= Sailing ship accidents =

Naval mishaps

Sailing ships frequently encounter difficult conditions, whether by storm or combat, and the crew frequently called upon to cope with accidents, ranging from the parting of a single line to the whole destruction of the rigging, and from running aground to fire.

==Steering==
The sailboat is particularly vulnerable to capsizing or hitting a shoal or rock in the water when the steering fails. In heavy chop there is a lot of force on the rudder as it is pushed by the water. If the ship is flying a Spinnaker and it loses steering, the boat will most likely broach (head up into wind), which will, on most boats, cause a capsize in heavy weather. It is possible to sail smaller dinghies without a rudder using only sail adjustment.

==Rigging==
Running rigging is often subject to parting, especially during bad weather, or when attempting to carry too much sail in a strong wind. For instance, the brace on the weather side is under a considerable strain, and its parting would allow the entire yard to swing free, a rather ugly prospect for a spar up to 30 meters long. In general, for each line there is a procedure to a) reduce the forces at play, b) use other lines to bring loose items under control, and c) run a replacement line (retying is not usually an option, since the knot will not fit through the blocks). The most critical lines will sometimes have a backup in the form of a "preventer" line serving the same function.

Standing rigging is a structural element that holds up the masts, and loss of standing rigging puts them at risk of being sprung (cracked) or simply snapped off. By the end of the Age of Sail, most stays had preventers, and warships equipped themselves with "rigging stoppers" or "fighting stoppers", small lengths of rope arranged so they could be attached to shrouds quickly and tightened.

In the days of wooden construction, sprung masts were a serious problem, because their structural integrity was compromised, and the next gust of wind could easily bring them down. Upper masts were usually just replaced by spares carried for the purpose. The usual recourse for the lower mast was to "fish" it by lashing a special set of spars to the mast along the cracked area.

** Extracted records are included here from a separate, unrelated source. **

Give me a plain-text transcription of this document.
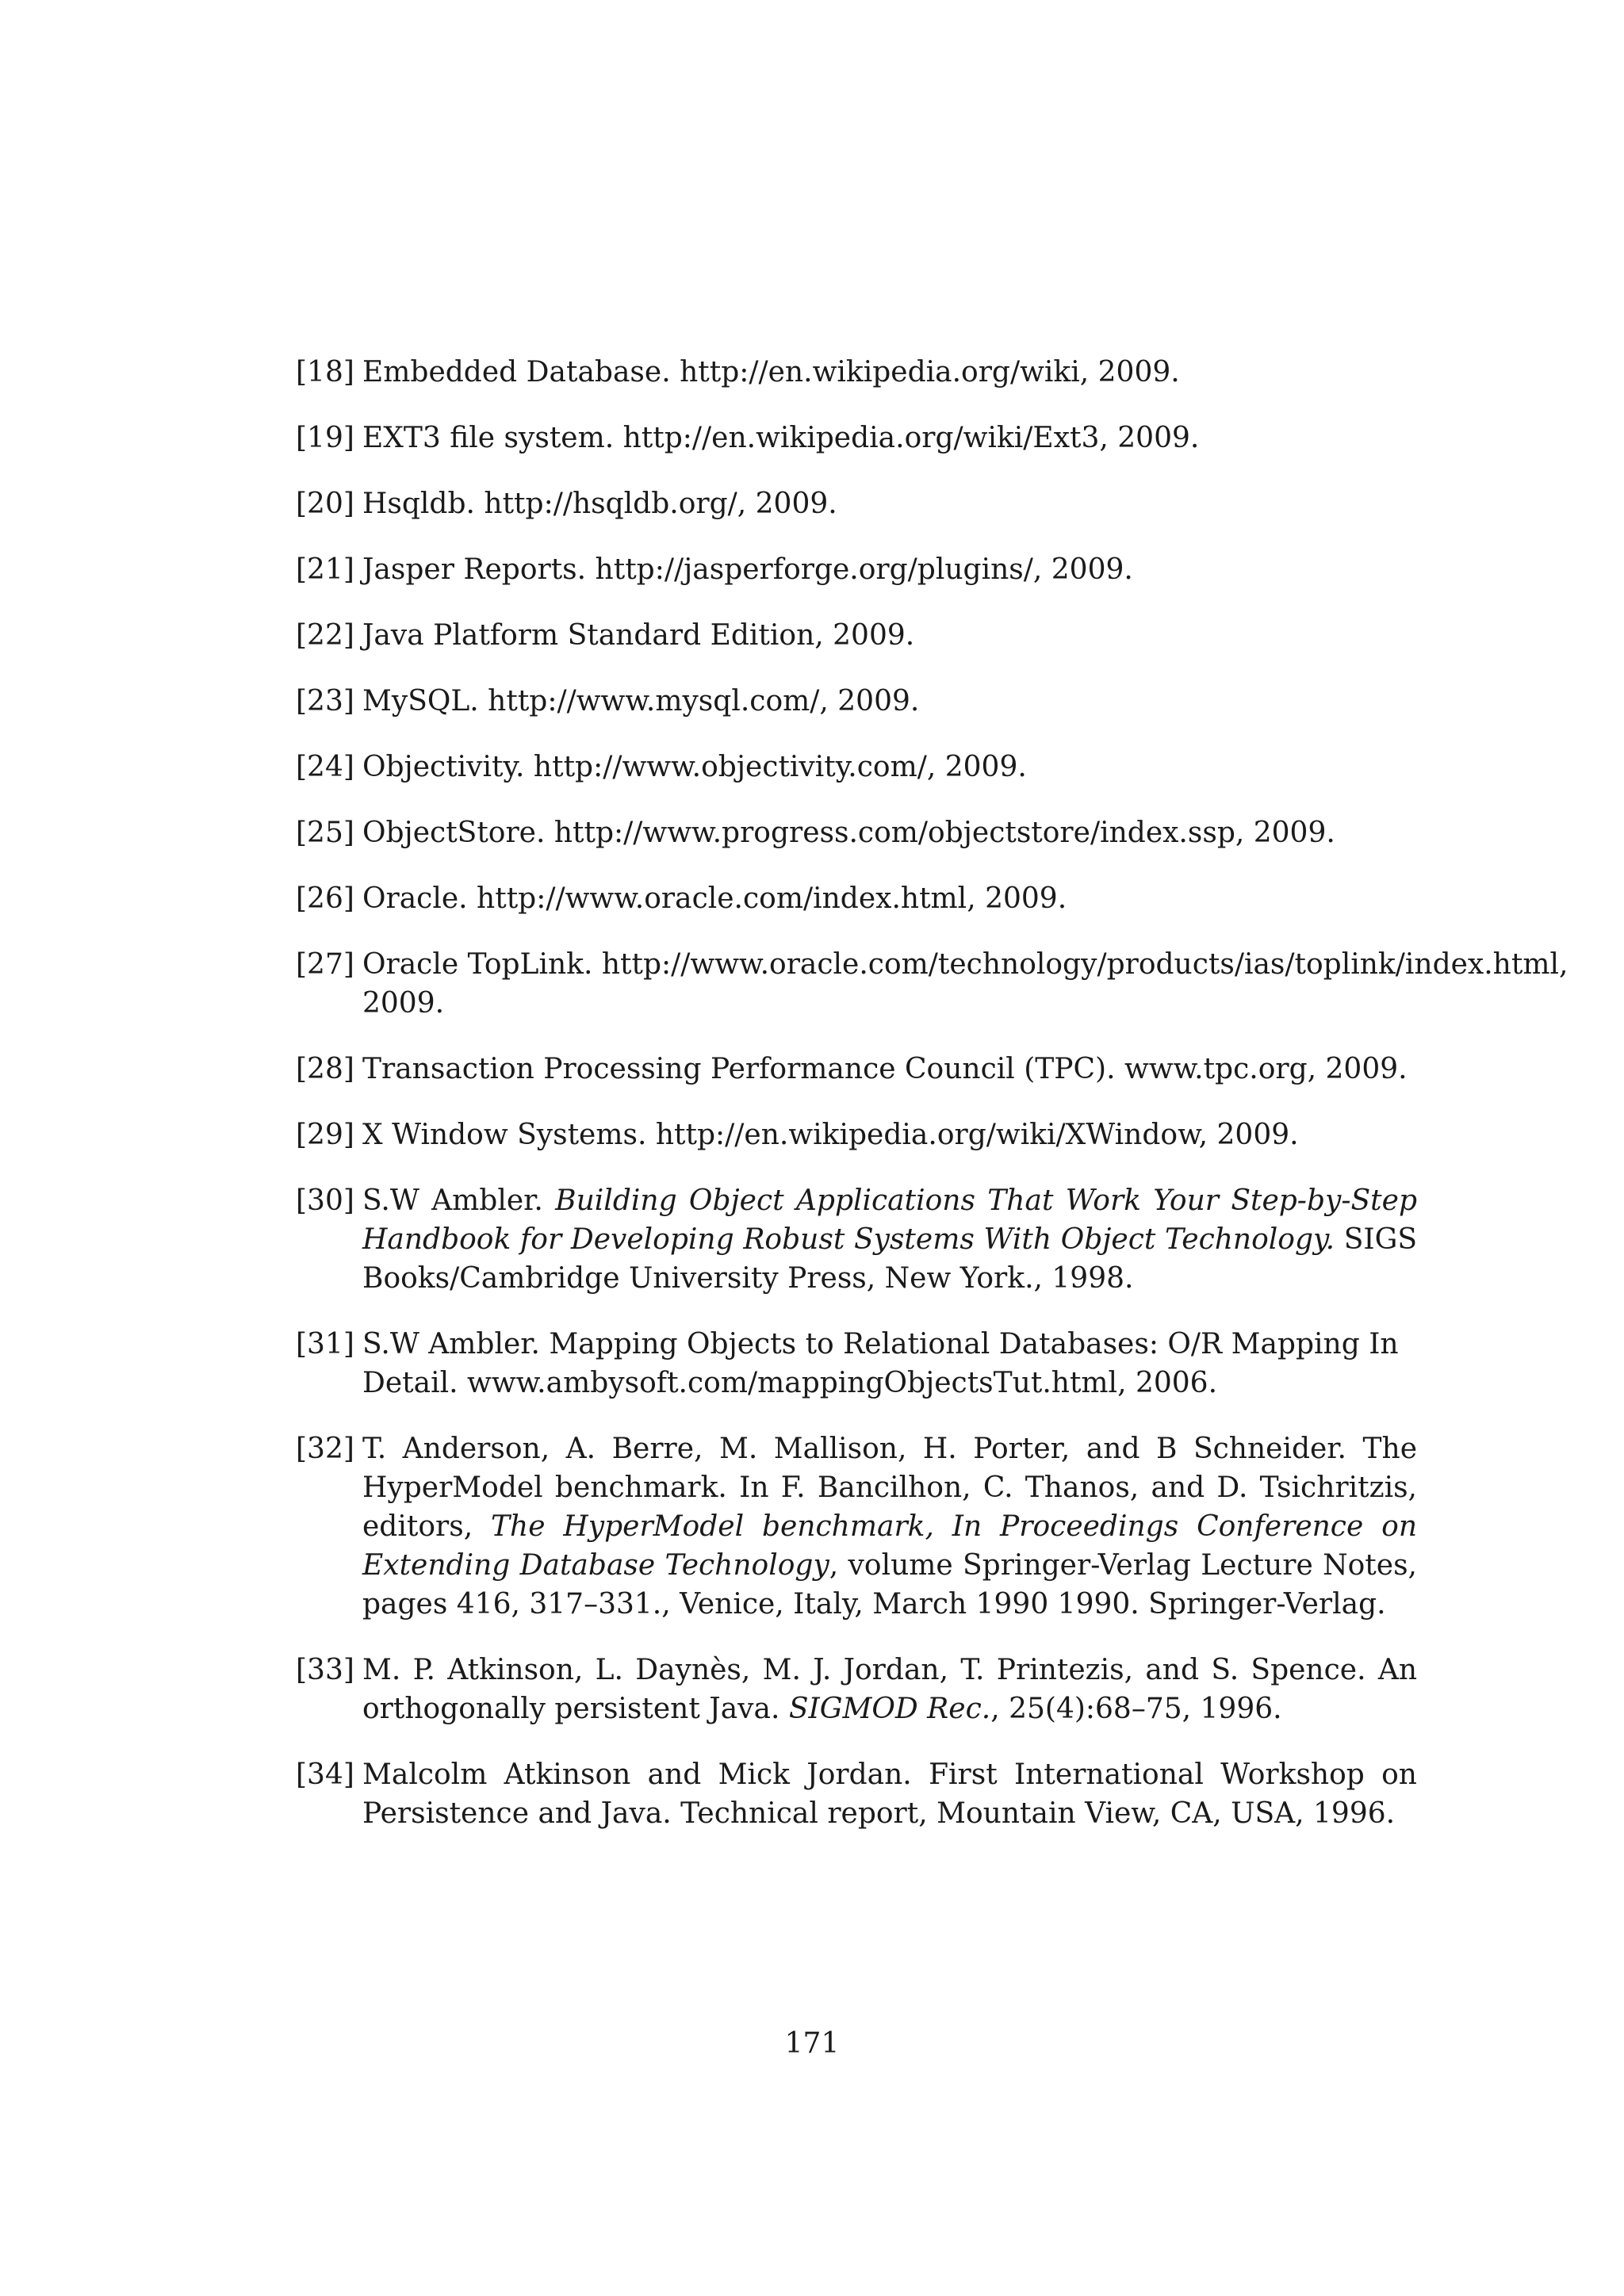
[18] Embedded Database. http://en.wikipedia.org/wiki, 2009.
[19] EXT3 file system. http://en.wikipedia.org/wiki/Ext3, 2009.
[20] Hsqldb. http://hsqldb.org/, 2009.
[21] Jasper Reports. http://jasperforge.org/plugins/, 2009.
[22] Java Platform Standard Edition, 2009.
[23] MySQL. http://www.mysql.com/, 2009.
[24] Objectivity. http://www.objectivity.com/, 2009.
[25] ObjectStore. http://www.progress.com/objectstore/index.ssp, 2009.
[26] Oracle. http://www.oracle.com/index.html, 2009.
[27] Oracle TopLink. http://www.oracle.com/technology/products/ias/toplink/index.html, 2009.
[28] Transaction Processing Performance Council (TPC). www.tpc.org, 2009.
[29] X Window Systems. http://en.wikipedia.org/wiki/XWindow, 2009.
[30] S.W Ambler. Building Object Applications That Work Your Step-by-Step Handbook for Developing Robust Systems With Object Technology. SIGS Books/Cambridge University Press, New York., 1998.
[31] S.W Ambler. Mapping Objects to Relational Databases: O/R Mapping In Detail. www.ambysoft.com/mappingObjectsTut.html, 2006.
[32] T. Anderson, A. Berre, M. Mallison, H. Porter, and B Schneider. The HyperModel benchmark. In F. Bancilhon, C. Thanos, and D. Tsichritzis, editors, The HyperModel benchmark, In Proceedings Conference on Extending Database Technology, volume Springer-Verlag Lecture Notes, pages 416, 317–331., Venice, Italy, March 1990 1990. Springer-Verlag.
[33] M. P. Atkinson, L. Daynès, M. J. Jordan, T. Printezis, and S. Spence. An orthogonally persistent Java. SIGMOD Rec., 25(4):68–75, 1996.
[34] Malcolm Atkinson and Mick Jordan. First International Workshop on Persistence and Java. Technical report, Mountain View, CA, USA, 1996.
171
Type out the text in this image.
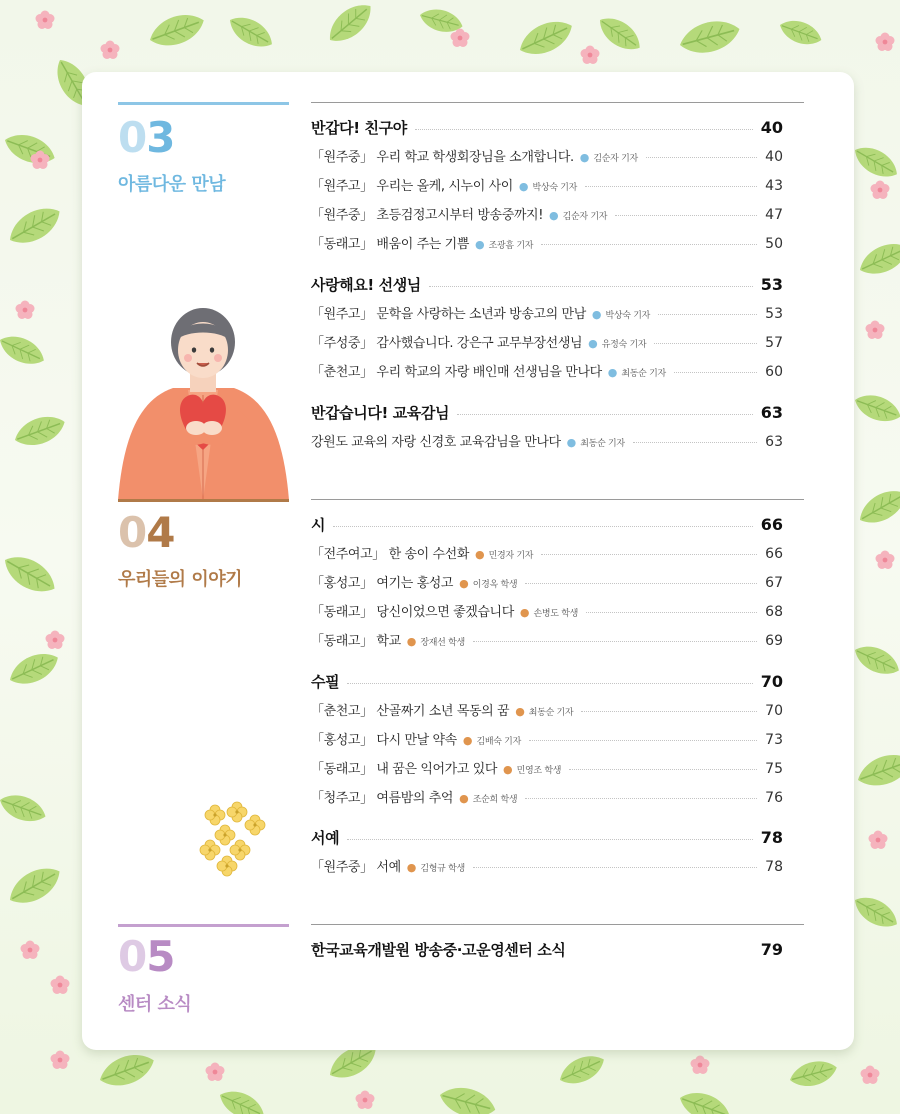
03
아름다운 만남
04
우리들의 이야기
05
센터 소식
반갑다! 친구야	40
「원주중」 우리 학교 학생회장님을 소개합니다. ● 김순자 기자	40
「원주고」 우리는 올케, 시누이 사이 ● 박상숙 기자	43
「원주중」 초등검정고시부터 방송중까지! ● 김순자 기자	47
「동래고」 배움이 주는 기쁨 ● 조광흠 기자	50
사랑해요! 선생님	53
「원주고」 문학을 사랑하는 소년과 방송고의 만남 ● 박상숙 기자	53
「주성중」 감사했습니다. 강은구 교무부장선생님 ● 유정숙 기자	57
「춘천고」 우리 학교의 자랑 배인매 선생님을 만나다 ● 최동순 기자	60
반갑습니다! 교육감님	63
강원도 교육의 자랑 신경호 교육감님을 만나다 ● 최동순 기자	63
시	66
「전주여고」 한 송이 수선화 ● 민경자 기자	66
「홍성고」 여기는 홍성고 ● 이경옥 학생	67
「동래고」 당신이었으면 좋겠습니다 ● 손병도 학생	68
「동래고」 학교 ● 장재선 학생	69
수필	70
「춘천고」 산골짜기 소년 목동의 꿈 ● 최동순 기자	70
「홍성고」 다시 만날 약속 ● 김배숙 기자	73
「동래고」 내 꿈은 익어가고 있다 ● 민영조 학생	75
「청주고」 여름밤의 추억 ● 조순희 학생	76
서예	78
「원주중」 서예 ● 김형규 학생	78
한국교육개발원 방송중·고운영센터 소식	79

If the mast was gone altogether, it had to be replaced with a jury rig assembled from whatever spars were available.

==Cargo shift==
On a ship, cargo must be stowed evenly so that the ship floats upright. All ships are vulnerable to cargo shifting, causing the ship to develop a list to one side. However sailing ships are particularly vulnerable because the ship naturally heels over in reaction to the force of the wind on the sails. If the cargo is not adequately secured the cargo may fall to the leeward side of the ship. Loose cargos (e.g. grain) flow downhill like water if not adequately secured (e.g. by shifting boards) and are particularly prone to shifting. If a large quantity of cargo shifts the ship may develop such a heavy list that she capsizes. A catastrophic cargo shift caused the loss of the tall ship Pamir in 1957.

==Grounding==
Ship grounding is a type of marine accident that involves the impact of a ship on the seabed, resulting in damage of the submerged part of her hull and in particularly the bottom structure, potentially leading to water ingress and compromise of the ship's structural integrity and stability. Grounding induces extreme loads onto marine structures and is a marine accident of profound importance due to its impact:
- The environmental impact, especially in the case where large tanker ships are involved.
- The loss of human life.
- Financial consequences to local communities close to the accident.
- The financial consequences to ship-owners, due to ship loss or penalties. The grounding, depending on the maneuvers of the master before the impact, may result in the ship being stranded. Depending on the nature of the relief of the seabed at the location, i.e. being muddy or rocky, different measures have to be taken to release the ship and carry it to a safe harbor.

==Capsizing==
A capsize is when a vessel rolls over beyond the limit angle of positive static stability.
The severity of a capsize depends on the size and design of a vessel. A small dinghy is designed to capsize and be righted by her crew. Yachts are typically built to right themselves even if heeled over beyond 90 degrees. However a large sailing ship will typically lose all stability at a smaller angle of heel, and will be vulnerable to downflooding and sinking if heeled beyond this point.

Ballasted monohull sailing yachts will capsize very easily if they lose their external ballast keel. Fortunately, this is rare, but if it does, it is a life-threatening danger, as seen in the case of the sunken Cheeki Rafiki.

==Fire==
Fire is a serious threat to all ships, but to a ship made of wood, rope, and canvas, it was the greatest danger of all. Cooking fires in the galley were watched constantly, and put out instantly if the weather turned ugly, or an enemy ship appeared in the distance. Warships had an elaborate set of procedures for handling their gunpowder; the magazines were deep in the ship and the lanterns kept in another room, with a window between.

The introduction of steam power in the mid-19th century was attended by the use of "fire-engines" consisting of pumps and hoses. Even so, fire was fatal to a ship far more often than not.